About pondering moving from self-hosted to Blogger: Next Morning

Okay, now I wake up and see a site which appears to be running fluidly again.  Maybe I did finally figure out the problem.

But it took a week to do it, a week of not much else getting done.  No reading.  No studying.  No researching.  Very little daydreaming about my novel.

And yeah, I have family obligations to tend to.

Anyway, last night I went over to my old Blogger site and started adding some pages, to see how well that works.  I have to do it one-by-one because while it’s easy to export from Blogger to WordPress, Blogger doesn’t play well with WordPress imports.  You have to go through another site to convert your WordPress database, which I tried a while back, only to find that it didn’t work on my stuff for some reason.  And you can only export it ONE MB at a time.  That’s not much for a site like mine.
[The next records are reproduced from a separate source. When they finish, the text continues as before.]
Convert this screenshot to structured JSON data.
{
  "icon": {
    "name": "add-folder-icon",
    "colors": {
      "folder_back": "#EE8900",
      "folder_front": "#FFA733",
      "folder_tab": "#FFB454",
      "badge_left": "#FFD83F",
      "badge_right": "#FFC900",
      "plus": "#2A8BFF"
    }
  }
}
Still, Blogger would be my best option: I can indeed put my pages as well as posts over there, and they let you customize.  WordPress.com won’t let you use Javascript (so no Analytics or more than a mostly-useless Statcounter, unless you pay $$), won’t let you post affiliate links (so no Project Wonderful ads), and then says, “All your content R belongs to US.”  I’m not entirely sure if I could post links to my books on Lulu, though maybe.

However, because of the trouble importing, and the size of my site, and the huge number of internal links and anchors (those things which allow you to jump farther down in a page) which have to be converted, and the stripping of all my paragraph breaks, it would take considerable time and energy to move my site back.

If this website is now working again, then I will probably leave it alone, at least for now.  But leave this open as a future option.  I can give this self-hosted deal ONE MORE CHANCE.

But I tell ya, they don’t tell you when you do this, about all the long hours non-techies spend trying to troubleshoot their websites.  It’s not as easy as they make it sound.  Sure you can figure out things like FTP, which isn’t really that hard.  (It only seems intimidating till you get the hang of it.)  But when your plugins start acting up, or somebody hacks you, the trouble really begins.

Some googling last night brought up a bunch of blog posts from other people who have made the switch BACK to Blogger from self-hosted, or comments complaining of the long hours spent troubleshooting and maintaining.  I also found a post which recommends non-techies think again before doing this.  But most of the results switched my Google search terms around to going FROM Blogger TO self-hosted.  Because who would want to do that?  [facepalm]

Well, here you go, another blog post warning non-techies to think again.  Unless you’re willing to spend extra $$ to a webhost who manages the site for you, such as WPEngine, which looks like it would be perfect for me–IF I had $30/month, which I don’t.  Or you can pay somebody to manage the site for you.  Or if you’re setting up a business website or a forum or some other such thing that needs more versatility than Blogger or WordPress.com can give you.  If you want a page with order forms, shopping carts, etc., you’re better off self-hosted.

But just a simple website like mine, where the only “selling” directs people to third-party websites who do the orders/money managing for me, I could easily have stayed on Blogger.

So let this be one little blog post, in a Web full of posts extolling the virtues of self-hosting, which tells the truth to non-techies.

If you just want a personal blog/website showcasing your writing, which I have here, and don’t want to spend long hours troubleshooting plugin malfunctions instead of creating,

If you aren’t particularly technical, or maybe you’re good with computers but a page full of code and techie language makes your eyes bug out,

Then think long and hard about self-hosting.  You may be perfectly happy with Blogger or one of the other platforms.